Still, Tasnady said, it’s interesting to see new compensation tied to clients who make qualified recurring deposits or who maintain sufficient balances in a CashPlus account.

“Morgan Stanley isn’t the only firm moving in this direction,” he noted. “Lending in general is an area where we are seeing a big push for referrals among companies that have a lending arm. At Morgan Stanley, this is already well established, but the new policy is saying that this is important — and we are going to give you a higher payout for meeting these goals.”

Tasnady said he doesn’t expect much blowback over this policy.

“With a group [of advisors] this big, there is always going to be a small selection of highly critical and highly complementary reactions, but those aren’t generally representative of the whole population,” Tasnady said. “That said, most advisors are, of course, extremely leery of comp changes that they could see as taking away opportunity.”

Generally, Tasnady said, any updated compensation structure in this industry is going to have its positives and negatives for all stakeholders as a firm’s leadership strives to shift behavior to meet bigger goals and objectives.

Making Referrals a Two-Way Street

When it comes to the broader trends involving referral-based compensation, Tasnady said, things have so far resembled more of a one-way street for wealth advisors and their firms.

“Advisors love it when business comes their way from the broader enterprise, to the point where it helps keep advisors in their seat,” he explained. “From what I understand, Morgan Stanley has been doing a good job getting referrals from other business lines to its wealth advisors.”

With the proven success of such referral-based sales, firms are naturally interested in seeking ways to increase flows in the other direction — whether into investment banking, small-business loans, insurance or the various other capabilities any given company is going to have on offer.

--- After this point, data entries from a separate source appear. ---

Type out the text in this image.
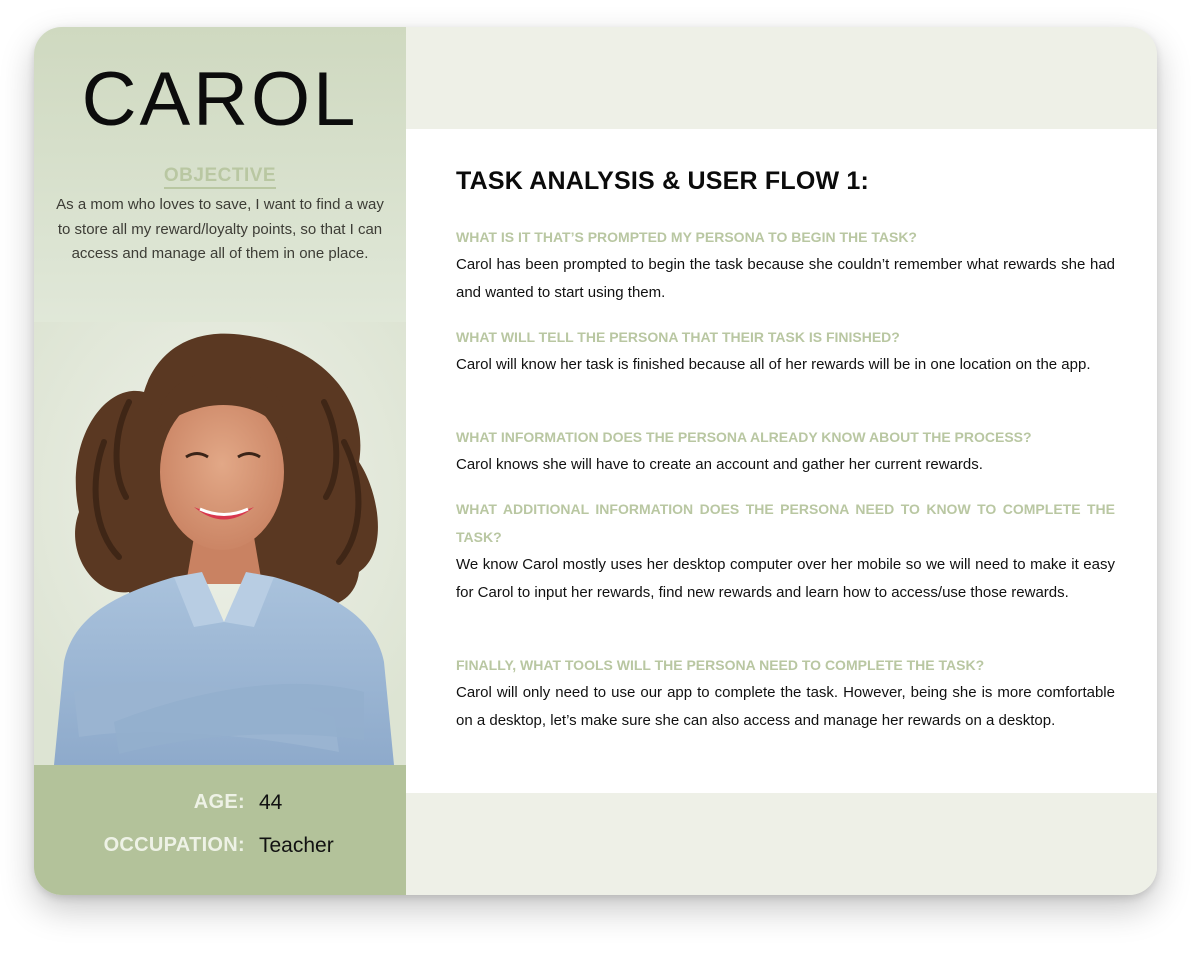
CAROL
OBJECTIVE
As a mom who loves to save, I want to find a way to store all my reward/loyalty points, so that I can access and manage all of them in one place.
AGE: 44
OCCUPATION: Teacher
TASK ANALYSIS & USER FLOW 1:
WHAT IS IT THAT’S PROMPTED MY PERSONA TO BEGIN THE TASK?
Carol has been prompted to begin the task because she couldn’t remember what rewards she had and wanted to start using them.
WHAT WILL TELL THE PERSONA THAT THEIR TASK IS FINISHED?
Carol will know her task is finished because all of her rewards will be in one location on the app.
WHAT INFORMATION DOES THE PERSONA ALREADY KNOW ABOUT THE PROCESS?
Carol knows she will have to create an account and gather her current rewards.
WHAT ADDITIONAL INFORMATION DOES THE PERSONA NEED TO KNOW TO COMPLETE THE TASK?
We know Carol mostly uses her desktop computer over her mobile so we will need to make it easy for Carol to input her rewards, find new rewards and learn how to access/use those rewards.
FINALLY, WHAT TOOLS WILL THE PERSONA NEED TO COMPLETE THE TASK?
Carol will only need to use our app to complete the task. However, being she is more comfortable on a desktop, let’s make sure she can also access and manage her rewards on a desktop.
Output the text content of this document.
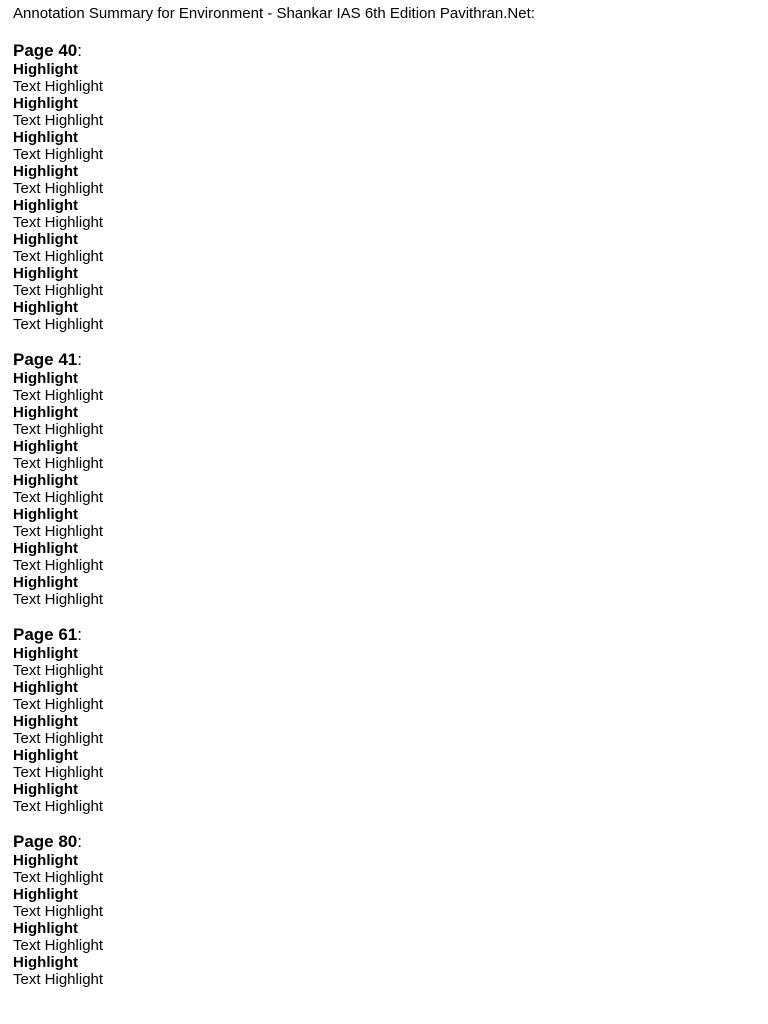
Annotation Summary for Environment - Shankar IAS 6th Edition Pavithran.Net:
Page 40:
Highlight
Text Highlight
Highlight
Text Highlight
Highlight
Text Highlight
Highlight
Text Highlight
Highlight
Text Highlight
Highlight
Text Highlight
Highlight
Text Highlight
Highlight
Text Highlight
Page 41:
Highlight
Text Highlight
Highlight
Text Highlight
Highlight
Text Highlight
Highlight
Text Highlight
Highlight
Text Highlight
Highlight
Text Highlight
Highlight
Text Highlight
Page 61:
Highlight
Text Highlight
Highlight
Text Highlight
Highlight
Text Highlight
Highlight
Text Highlight
Highlight
Text Highlight
Page 80:
Highlight
Text Highlight
Highlight
Text Highlight
Highlight
Text Highlight
Highlight
Text Highlight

“Remember, every advisor is completely different,” he noted. “It just depends on how they run their practice and think about serving their clients. I expect some will fully take advantage of this and some probably don’t worry about it at all.”

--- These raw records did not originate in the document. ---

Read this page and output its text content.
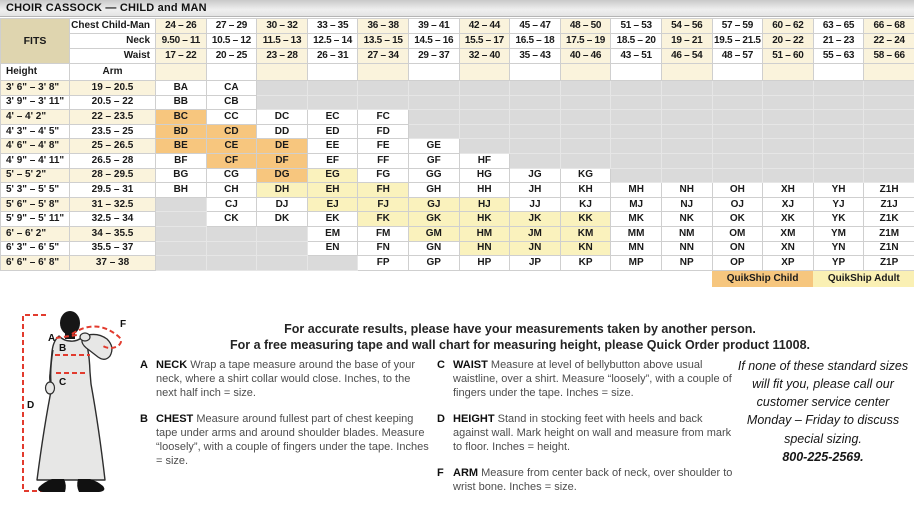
CHOIR CASSOCK — CHILD and MAN
FITS	Chest Child-Man	24 – 26	27 – 29	30 – 32	33 – 35	36 – 38	39 – 41	42 – 44	45 – 47	48 – 50	51 – 53	54 – 56	57 – 59	60 – 62	63 – 65	66 – 68
	Neck	9.50 – 11	10.5 – 12	11.5 – 13	12.5 – 14	13.5 – 15	14.5 – 16	15.5 – 17	16.5 – 18	17.5 – 19	18.5 – 20	19 – 21	19.5 – 21.5	20 – 22	21 – 23	22 – 24
	Waist	17 – 22	20 – 25	23 – 28	26 – 31	27 – 34	29 – 37	32 – 40	35 – 43	40 – 46	43 – 51	46 – 54	48 – 57	51 – 60	55 – 63	58 – 66
Height	Arm															
3' 6" – 3' 8"	19 – 20.5	BA	CA													
3' 9" – 3' 11"	20.5 – 22	BB	CB													
4' – 4' 2"	22 – 23.5	BC	CC	DC	EC	FC										
4' 3" – 4' 5"	23.5 – 25	BD	CD	DD	ED	FD										
4' 6" – 4' 8"	25 – 26.5	BE	CE	DE	EE	FE	GE									
4' 9" – 4' 11"	26.5 – 28	BF	CF	DF	EF	FF	GF	HF								
5' – 5' 2"	28 – 29.5	BG	CG	DG	EG	FG	GG	HG	JG	KG						
5' 3" – 5' 5"	29.5 – 31	BH	CH	DH	EH	FH	GH	HH	JH	KH	MH	NH	OH	XH	YH	Z1H
5' 6" – 5' 8"	31 – 32.5		CJ	DJ	EJ	FJ	GJ	HJ	JJ	KJ	MJ	NJ	OJ	XJ	YJ	Z1J
5' 9" – 5' 11"	32.5 – 34		CK	DK	EK	FK	GK	HK	JK	KK	MK	NK	OK	XK	YK	Z1K
6' – 6' 2"	34 – 35.5				EM	FM	GM	HM	JM	KM	MM	NM	OM	XM	YM	Z1M
6' 3" – 6' 5"	35.5 – 37				EN	FN	GN	HN	JN	KN	MN	NN	ON	XN	YN	Z1N
6' 6" – 6' 8"	37 – 38					FP	GP	HP	JP	KP	MP	NP	OP	XP	YP	Z1P
													QuikShip Child		QuikShip Adult	
A
B
C
D
F	For accurate results, please have your measurements taken by another person.
For a free measuring tape and wall chart for measuring height, please Quick Order product 11008.
A NECK Wrap a tape measure around the base of your neck, where a shirt collar would close. Inches, to the next half inch = size.
B CHEST Measure around fullest part of chest keeping tape under arms and around shoulder blades. Measure “loosely”, with a couple of fingers under the tape. Inches = size.
C WAIST Measure at level of bellybutton above usual waistline, over a shirt. Measure “loosely”, with a couple of fingers under the tape. Inches = size.
D HEIGHT Stand in stocking feet with heels and back against wall. Mark height on wall and measure from mark to floor. Inches = height.
F ARM Measure from center back of neck, over shoulder to wrist bone. Inches = size.
If none of these standard sizes will fit you, please call our customer service center Monday – Friday to discuss special sizing.
800-225-2569.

The bulk of advisors at Morgan Stanley (or elsewhere) will probably have some referrals to make in any given year or performance-measurement period, “but it will be more on a lumpy, opportunistic basis.”

In the area of investment banking, for example, an advisor with 200 or 300 clients will likely see just a small handful of them experience a big liquidity event that gives them the chance to make incentivized referrals in any given year. The same goes for services like mortgage lending or big insurance sales, according to the consultant.

Plus, some advisors could be hesitant to rush into making more and more referrals since there is actually some risk involved. “Even intra-firm, not all referrals are going to go well,” he said. “Advisors may be hesitant to make referrals for that reason, because it could end up souring the original relationship.”

Overall, Tasnady — who has worked on compensation strategy with firms like Merrill Lynch, Wells Fargo, UBS and Charles Schwab — says the best way to understand a firm’s complete compensation package is to understand that it’s “meant to send a message.”